A guiding principle of the World Health Organization (WHO) established in 1948, was the universal right to health. Although not expressed in these terms, the implication is that nobody gets left behind even if behaviours which potentially threaten health like illegal drug use and unprotected sex meet with societal disapproval.
This is the principle of harm reduction and has been accepted by the WHO for example, in designating methadone as an essential medicine to treat heroin addiction and in encouraging the use of condoms to help prevent the spread of HIV/AIDS especially between men. Tobacco harm reduction using safer nicotine products is an equally valid approach in helping to protect the health of these and other vulnerable and marginalised groups.
Those who use illegal drugs and/or are HIV positive have far higher rates of smoking than the general population. In the UK, most opiate deaths occur in older age groups. This is counter intuitive as you might expect long-term heroin users to have a high tolerance to heroin. However through decades of smoking, many are already suffering from respiratory diseases such as chronic obstructive pulmonary disease and emphysema. A heroin user with compromised lung function is more at risk of overdose. Smoking seriously impacts those with HIV putting them at far greater risk of HIV-related conditions than those who are HIV positive but who don’t smoke. Smoking can also impede response to HIV treatment.
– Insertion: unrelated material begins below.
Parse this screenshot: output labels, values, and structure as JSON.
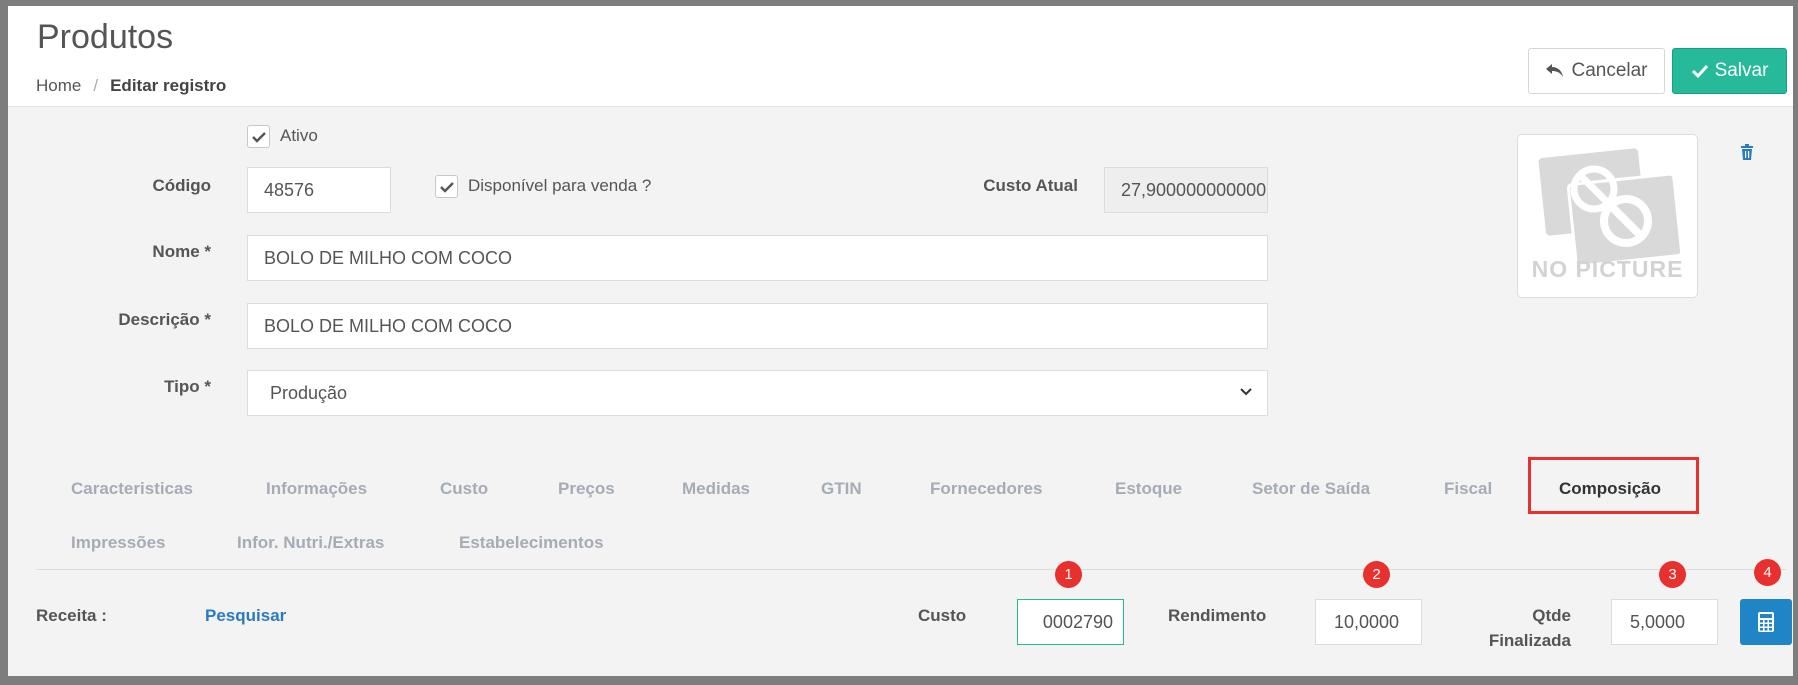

But the case for treating tobacco harm reduction as a human rights issue must fully extend to the one billion smokers worldwide and the resultant 8 million deaths and numerous diseases caused by smoking. While smoking rates have come down in many countries, mainstream tobacco control policies have failed to seriously reduce these statistics. In fact, population growth in some low-or-middle-income regions may push smoking rates back up. Given this situation, the WHO has a moral duty to uphold its own universal health care principles and accept tobacco harm reduction, in line with drugs and HIV harm reduction. Access to safer nicotine products is therefore not just a question of a consumer’s right to choose.
However, not only has the WHO failed to do so, but it has been using all the influence at its disposal to reject tobacco harm reduction among all the Parties to the Framework Convention on Tobacco Control. In fact, the WHO narrative has been subtly shifting away from a war against smoking to a war against nicotine. Designating e-cigarette vapour as ‘smoke’ is but one example.
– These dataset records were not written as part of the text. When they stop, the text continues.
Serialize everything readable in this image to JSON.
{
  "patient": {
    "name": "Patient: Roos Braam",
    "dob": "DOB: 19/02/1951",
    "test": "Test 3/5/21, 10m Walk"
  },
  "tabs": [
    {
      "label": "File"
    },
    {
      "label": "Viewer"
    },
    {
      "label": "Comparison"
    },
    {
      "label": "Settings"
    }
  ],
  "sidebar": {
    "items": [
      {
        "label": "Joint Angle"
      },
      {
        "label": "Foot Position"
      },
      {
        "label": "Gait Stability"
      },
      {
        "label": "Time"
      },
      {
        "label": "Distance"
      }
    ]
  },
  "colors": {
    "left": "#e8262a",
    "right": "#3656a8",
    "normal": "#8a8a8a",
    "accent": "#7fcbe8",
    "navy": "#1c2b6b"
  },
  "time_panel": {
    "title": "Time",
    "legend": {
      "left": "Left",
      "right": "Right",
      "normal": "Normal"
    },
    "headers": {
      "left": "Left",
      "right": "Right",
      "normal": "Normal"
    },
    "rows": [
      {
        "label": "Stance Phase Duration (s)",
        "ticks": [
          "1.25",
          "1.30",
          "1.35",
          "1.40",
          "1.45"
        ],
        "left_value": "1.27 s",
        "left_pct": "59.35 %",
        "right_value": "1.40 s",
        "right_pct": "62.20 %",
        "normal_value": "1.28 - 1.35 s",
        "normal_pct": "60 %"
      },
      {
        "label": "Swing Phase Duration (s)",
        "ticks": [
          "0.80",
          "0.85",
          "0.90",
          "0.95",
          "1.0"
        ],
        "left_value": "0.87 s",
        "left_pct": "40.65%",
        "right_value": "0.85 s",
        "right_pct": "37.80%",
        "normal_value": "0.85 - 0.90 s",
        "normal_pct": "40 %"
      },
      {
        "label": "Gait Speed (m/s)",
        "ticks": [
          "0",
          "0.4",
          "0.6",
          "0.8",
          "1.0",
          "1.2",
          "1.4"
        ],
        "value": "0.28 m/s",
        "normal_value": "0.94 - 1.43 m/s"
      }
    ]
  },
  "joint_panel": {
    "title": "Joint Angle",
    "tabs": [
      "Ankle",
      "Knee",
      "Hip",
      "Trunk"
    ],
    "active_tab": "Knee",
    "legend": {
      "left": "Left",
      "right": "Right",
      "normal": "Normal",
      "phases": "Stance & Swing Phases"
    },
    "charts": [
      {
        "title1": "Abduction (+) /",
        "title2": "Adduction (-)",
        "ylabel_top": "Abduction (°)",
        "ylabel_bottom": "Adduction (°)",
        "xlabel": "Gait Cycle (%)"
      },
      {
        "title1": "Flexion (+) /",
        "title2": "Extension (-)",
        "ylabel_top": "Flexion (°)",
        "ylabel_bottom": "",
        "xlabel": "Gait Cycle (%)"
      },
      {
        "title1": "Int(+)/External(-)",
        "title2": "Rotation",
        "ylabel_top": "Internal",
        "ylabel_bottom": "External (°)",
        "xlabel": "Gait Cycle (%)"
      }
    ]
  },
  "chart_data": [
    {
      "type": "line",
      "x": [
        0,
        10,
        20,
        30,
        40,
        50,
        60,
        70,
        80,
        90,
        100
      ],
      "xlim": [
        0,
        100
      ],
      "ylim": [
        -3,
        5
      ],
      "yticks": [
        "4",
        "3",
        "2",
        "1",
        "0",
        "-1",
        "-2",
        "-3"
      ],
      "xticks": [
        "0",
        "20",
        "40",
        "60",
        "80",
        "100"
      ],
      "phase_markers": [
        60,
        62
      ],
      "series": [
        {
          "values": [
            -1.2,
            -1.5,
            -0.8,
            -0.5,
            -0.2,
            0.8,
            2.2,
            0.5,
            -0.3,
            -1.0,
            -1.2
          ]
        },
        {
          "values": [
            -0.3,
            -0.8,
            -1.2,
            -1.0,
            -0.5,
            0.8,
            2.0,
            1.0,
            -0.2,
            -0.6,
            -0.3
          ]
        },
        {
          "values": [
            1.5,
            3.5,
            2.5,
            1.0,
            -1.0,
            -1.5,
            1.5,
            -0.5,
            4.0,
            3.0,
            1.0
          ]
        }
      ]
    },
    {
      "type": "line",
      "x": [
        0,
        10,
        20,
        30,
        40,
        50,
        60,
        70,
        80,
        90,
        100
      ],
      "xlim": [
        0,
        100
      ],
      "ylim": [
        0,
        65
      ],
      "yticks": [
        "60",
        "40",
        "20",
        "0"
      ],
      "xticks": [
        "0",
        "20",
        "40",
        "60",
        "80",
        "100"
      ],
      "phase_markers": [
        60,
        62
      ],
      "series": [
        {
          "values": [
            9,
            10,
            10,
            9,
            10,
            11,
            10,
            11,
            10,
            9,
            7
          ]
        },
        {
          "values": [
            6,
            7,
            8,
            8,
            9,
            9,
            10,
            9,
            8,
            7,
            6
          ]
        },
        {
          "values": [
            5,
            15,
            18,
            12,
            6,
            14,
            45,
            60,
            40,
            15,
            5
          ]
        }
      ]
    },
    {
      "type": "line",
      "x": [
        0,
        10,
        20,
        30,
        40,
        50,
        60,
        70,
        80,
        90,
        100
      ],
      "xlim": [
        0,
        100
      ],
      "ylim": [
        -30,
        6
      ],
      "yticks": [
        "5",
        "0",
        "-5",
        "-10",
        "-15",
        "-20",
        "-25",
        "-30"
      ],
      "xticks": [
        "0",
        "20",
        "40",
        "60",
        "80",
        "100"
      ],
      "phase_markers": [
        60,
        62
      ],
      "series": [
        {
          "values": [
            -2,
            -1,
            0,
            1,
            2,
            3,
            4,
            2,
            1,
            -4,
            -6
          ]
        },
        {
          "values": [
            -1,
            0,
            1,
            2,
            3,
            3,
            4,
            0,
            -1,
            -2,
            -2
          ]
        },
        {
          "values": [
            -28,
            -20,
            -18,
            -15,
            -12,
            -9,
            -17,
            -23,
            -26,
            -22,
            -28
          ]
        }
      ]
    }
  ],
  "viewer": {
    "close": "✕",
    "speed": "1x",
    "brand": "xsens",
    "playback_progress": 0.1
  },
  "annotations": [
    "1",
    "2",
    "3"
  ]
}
The myriad failures of conventional tobacco control have seen the WHO attempt to hitch its rickety policy wagon first to the UN environmental agenda and now to the UN human rights agenda.
The WHO held a meeting of the Interagency Task Force on the Prevention and Control of NCDs (UNIATF) with a special session on human rights. Present was Lynn Gentile from the UN Office of the United Nations High Commissioner for Human Rights who said, ‘[a] Human rights framework is indispensable to how we respond to health challenges such as NCDs and mental health.’
She is right insofar as embracing tobacco harm reduction as an issue of human rights could make a huge contribution to the death and disease toll from smoking. But the WHO will be pushing a different human rights agenda at next month’s 10th Conference of the Parties meeting. There may be some human rights issues around agricultural labour, but more likely the emphasis will be for headline grabbers like protecting youth from the phantom epidemic of global teen vaping. Moreover, sitting around that table will be numerous countries with appalling human rights records not least China, the world’s biggest cigarette manufacturer and countries in the Middle East, a region with some of the world’s highest rates of smoking.